Interloqué, le quinquagénaire aux lèvres pincées ne peut produire qu'un hochement de tête maladroit, avant de quitter la pièce en claquant la porte.

Jackson saisit son agenda personnel, l'ouvre à la page marquée, et avec son stylo préféré, raye ce qu'il y a écrit. Peut-être qu'il s'est fourvoyé, finalement.


* * *

Le couloir est très sombre, éclairé seulement par l'arcanin de l'un des militaires ; après avoir passé la porte, le groupe a débouché dans une sorte de tunnel haut et large, dont le plafond est encore intact.

Et au bout de ce chemin... La clef qu'ils sont venus chercher. En tout cas, l'une des clefs qui les mènera à l'Astral, parce qu'il y en a quatre en tout.

Weigall marche devant, comme d'habitude, essayant de repérer les potentiels pièges, mais il n'y a rien dans ce drôle de couloir. Rien du tout, les murs sont ordinaires, le sol est ordinaire...

Peut-être que ce qu'il y avait avant est suffisant, comme protection. Ou bien peut-être que ce qui les attend au bout est encore pire.

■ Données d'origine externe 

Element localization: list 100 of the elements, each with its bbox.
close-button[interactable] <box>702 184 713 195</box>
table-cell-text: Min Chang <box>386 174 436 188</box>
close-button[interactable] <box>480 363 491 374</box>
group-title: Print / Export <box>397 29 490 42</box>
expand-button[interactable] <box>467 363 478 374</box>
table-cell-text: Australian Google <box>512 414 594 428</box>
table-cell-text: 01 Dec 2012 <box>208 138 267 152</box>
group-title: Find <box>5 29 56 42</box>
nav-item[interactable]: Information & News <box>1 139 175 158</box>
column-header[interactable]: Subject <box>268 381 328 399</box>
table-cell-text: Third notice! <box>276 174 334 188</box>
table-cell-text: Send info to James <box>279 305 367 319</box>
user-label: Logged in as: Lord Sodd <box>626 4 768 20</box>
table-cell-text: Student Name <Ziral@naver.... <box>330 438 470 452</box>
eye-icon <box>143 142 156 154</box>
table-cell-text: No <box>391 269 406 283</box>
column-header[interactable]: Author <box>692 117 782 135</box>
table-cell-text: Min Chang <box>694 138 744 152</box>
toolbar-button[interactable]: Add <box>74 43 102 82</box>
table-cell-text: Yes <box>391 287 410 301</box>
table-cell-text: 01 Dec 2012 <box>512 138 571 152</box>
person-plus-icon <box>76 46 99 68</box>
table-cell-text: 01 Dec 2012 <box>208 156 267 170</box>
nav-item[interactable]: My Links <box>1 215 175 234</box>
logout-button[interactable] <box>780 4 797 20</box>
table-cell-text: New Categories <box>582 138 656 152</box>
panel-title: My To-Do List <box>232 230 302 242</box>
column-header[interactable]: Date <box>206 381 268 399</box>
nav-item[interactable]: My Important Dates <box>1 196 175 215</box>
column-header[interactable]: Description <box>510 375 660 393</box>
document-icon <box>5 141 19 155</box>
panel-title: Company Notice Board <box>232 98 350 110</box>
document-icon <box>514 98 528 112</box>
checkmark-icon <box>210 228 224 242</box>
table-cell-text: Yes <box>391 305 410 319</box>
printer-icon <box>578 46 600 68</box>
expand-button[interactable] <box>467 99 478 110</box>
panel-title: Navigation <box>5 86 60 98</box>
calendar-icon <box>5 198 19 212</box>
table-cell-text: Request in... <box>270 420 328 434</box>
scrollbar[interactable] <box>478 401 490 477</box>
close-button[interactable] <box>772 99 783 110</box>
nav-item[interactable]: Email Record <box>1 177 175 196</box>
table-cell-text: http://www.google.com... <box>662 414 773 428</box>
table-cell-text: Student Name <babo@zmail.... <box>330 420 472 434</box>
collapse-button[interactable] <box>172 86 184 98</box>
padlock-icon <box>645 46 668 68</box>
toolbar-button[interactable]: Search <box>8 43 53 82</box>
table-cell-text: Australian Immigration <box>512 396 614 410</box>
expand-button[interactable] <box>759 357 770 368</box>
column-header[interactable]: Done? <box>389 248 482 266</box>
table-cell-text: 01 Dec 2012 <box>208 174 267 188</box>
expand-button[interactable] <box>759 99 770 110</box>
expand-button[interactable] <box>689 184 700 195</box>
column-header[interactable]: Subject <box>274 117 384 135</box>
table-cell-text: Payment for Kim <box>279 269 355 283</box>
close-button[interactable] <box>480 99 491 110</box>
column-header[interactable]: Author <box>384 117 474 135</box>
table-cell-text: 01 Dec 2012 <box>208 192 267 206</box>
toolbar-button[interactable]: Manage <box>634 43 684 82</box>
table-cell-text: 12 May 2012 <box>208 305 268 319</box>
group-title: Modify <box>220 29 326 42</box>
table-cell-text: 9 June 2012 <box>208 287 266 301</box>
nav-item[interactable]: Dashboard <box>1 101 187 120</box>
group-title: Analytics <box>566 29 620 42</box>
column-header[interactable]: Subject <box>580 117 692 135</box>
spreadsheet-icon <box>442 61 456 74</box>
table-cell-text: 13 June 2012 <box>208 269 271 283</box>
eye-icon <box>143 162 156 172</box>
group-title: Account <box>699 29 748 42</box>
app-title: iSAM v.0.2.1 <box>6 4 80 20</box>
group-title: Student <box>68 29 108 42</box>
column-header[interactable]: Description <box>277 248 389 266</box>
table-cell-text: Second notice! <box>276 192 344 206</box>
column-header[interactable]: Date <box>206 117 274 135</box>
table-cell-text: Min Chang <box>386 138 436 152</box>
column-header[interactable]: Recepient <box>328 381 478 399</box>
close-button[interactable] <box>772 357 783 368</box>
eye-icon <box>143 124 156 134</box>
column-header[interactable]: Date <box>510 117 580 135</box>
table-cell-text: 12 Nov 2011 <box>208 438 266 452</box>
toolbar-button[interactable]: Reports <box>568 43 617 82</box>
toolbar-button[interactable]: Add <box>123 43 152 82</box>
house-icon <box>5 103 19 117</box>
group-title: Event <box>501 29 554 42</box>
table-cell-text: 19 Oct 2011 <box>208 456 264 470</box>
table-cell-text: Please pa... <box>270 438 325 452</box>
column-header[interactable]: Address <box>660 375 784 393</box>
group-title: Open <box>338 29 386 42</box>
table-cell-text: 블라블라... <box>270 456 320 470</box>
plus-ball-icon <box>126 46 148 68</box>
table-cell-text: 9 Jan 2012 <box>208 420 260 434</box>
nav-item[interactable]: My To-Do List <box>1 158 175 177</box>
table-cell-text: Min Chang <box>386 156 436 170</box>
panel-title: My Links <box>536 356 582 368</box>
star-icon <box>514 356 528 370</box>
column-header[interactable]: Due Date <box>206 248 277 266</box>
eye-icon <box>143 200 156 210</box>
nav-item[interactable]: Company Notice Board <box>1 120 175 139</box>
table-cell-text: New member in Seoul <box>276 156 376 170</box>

A bien y réfléchir, comment faire pour capturer une créature légendaire ? C'est comme avec un pokémon ordinaire finalement, mais encore faut-il pouvoir l'affaiblir suffisamment. Tous autant qu'ils sont, ils devraient y parvenir, mais peut-être que la bête a plus d'un tour dans son sac.

Finalement, lorsqu'ils arrivent devant une porte, plus petite que l'autre et entrouverte — au moins, ça évitera de chercher un moyen d'entrer —, le blondinet leur intime de s'arrêter. Perchée sur son épaule, Vicky dresse les deux oreilles.

L'arcanin, lui aussi, paraît nerveux, comme s'il ressentait quelque chose provenant de l'autre côté de la porte. Le colonel Snow garde sa main sur l'une de ses pokéballs, prête à la lancer à tout moment.

« On ferait mieux d'être très prudents à partir de maintenant, chuchote le jeune homme en risquant un coup d'œil à travers l'ouverture. Vu la puissance de la bête, on peut se faire attaquer... Sortez tous vos pokémons. »

Tout le monde s'exécute, et en moins d'une minute l'espace est occupé par une bonne dizaine de créatures différentes, sans compter l'indolent Bernard que son dresseur garde sous la main ; le pauvre camérupt n'a jamais aimé se battre, mais il pourrait bien se rendre utile plus tard.

Sur l'ordre de Weigall, l'un des subalternes s'approche de la lourde porte en bois, et entreprend de la pousser, de sorte qu'elle puisse laisser passer les plus volumineux pokémons en premier. On avance en file indienne, et bientôt tout le monde se retrouve dans la pièce.

Ce n'est pas très grand, et il n'y a pratiquement aucune ornemenation, si ce n'est les fresques représentant le pokémon légendaire dans diverses situations.

Au bout, face à l'entrée, une volée de quelques marches mène à ce qui ressemble à un autel. Et sur cet autel, une forme inerte est secouée au rythme d'une respiration régulière.

« Alors c'est ça... » murmure le docteur Marlowe, laissant ses yeux rivés sur la créature endormie.

Sitôt les mots prononcés, la bête remue, et sous les regards interloqués, semble se lever. De drôles d'yeux s'ouvrent, et une bourrasque de vent les arrache presque au sol.

Le lieutenant Travis Weigall croise le regard dur comme fer de Tokotoro.